WSU Postgraduate Project Project A & B Reinforcement Learning with Robot Arm
This github directory contains both the Python files to train the RL algorithms (Training) and the Unity projects where different variations of the environments are stored.
robot_subset_joint2_102.mp4
There are so far 4 variations of the Unity project environments used for training the robot (in chronological order of development):
- ArmRobotOriginal - The original environment with:
- all 7 joints fully operational
- Discrete actions (0,1,2)
- The target spawning space as a sphere around the base
- ArmRobotSubset - Modified version (corresponding to "robot_subset.py"):
- Can control where target spawn depending on which joint is active
- Discrete actions (0,1,2) for 7 joints
- ArmRobotContinuous - Similar to ArmRobotSubset but with continuous actions:
- Continuous actions [-1,1] for all 7 joints
- Target spawn controllable by which joint is active
- ArmRobotExpanded - Redefined reward function and observation space (still in development)

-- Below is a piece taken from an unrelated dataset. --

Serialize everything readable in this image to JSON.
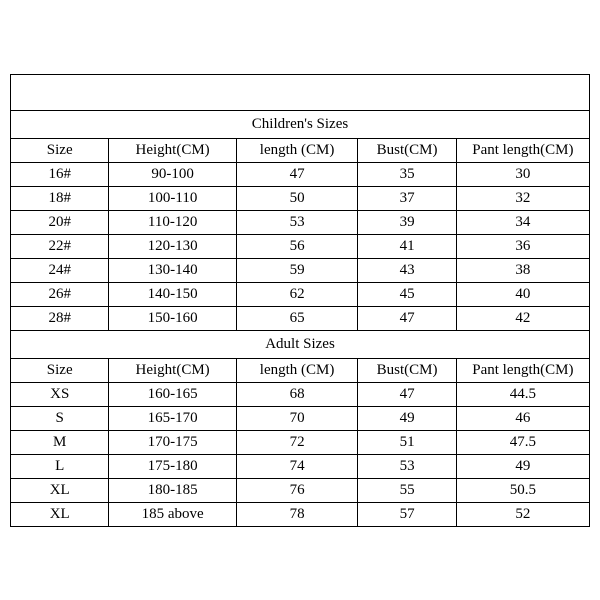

For environments that accept active joints to spawn target, the target spawns in a circle surrounding the center position of the active joint. The orientation of the circle depends on the axis of rotation of the joint (for example, if the active joint rotates horizontally -- around the y-axis -- the circle is orientated in a horizontal plane).
The active joint is defined as the lowest joint that is operational. Any joint above that joint is assumed to be operational, while lower joints are assumed fixed. Joints are ordered from the base to the tip, with joint 0
being the bottom-most joint, and joint 6
being the tip joint (we assume this joint is useless because it only rotates the pincher).
You can move the robot around manually using the following keyboard commands:
A/D - rotate base joint
S/W - rotate shoulder joint
Q/E - rotate elbow joint
O/P - rotate wrist1
K/L - rotate wrist2
N/M - rotate wrist3
V/B - rotate hand
X - close pincher
Z - open pincher
This is controlled in the Heuristic
method of the RobotAgent.cs
script of each environment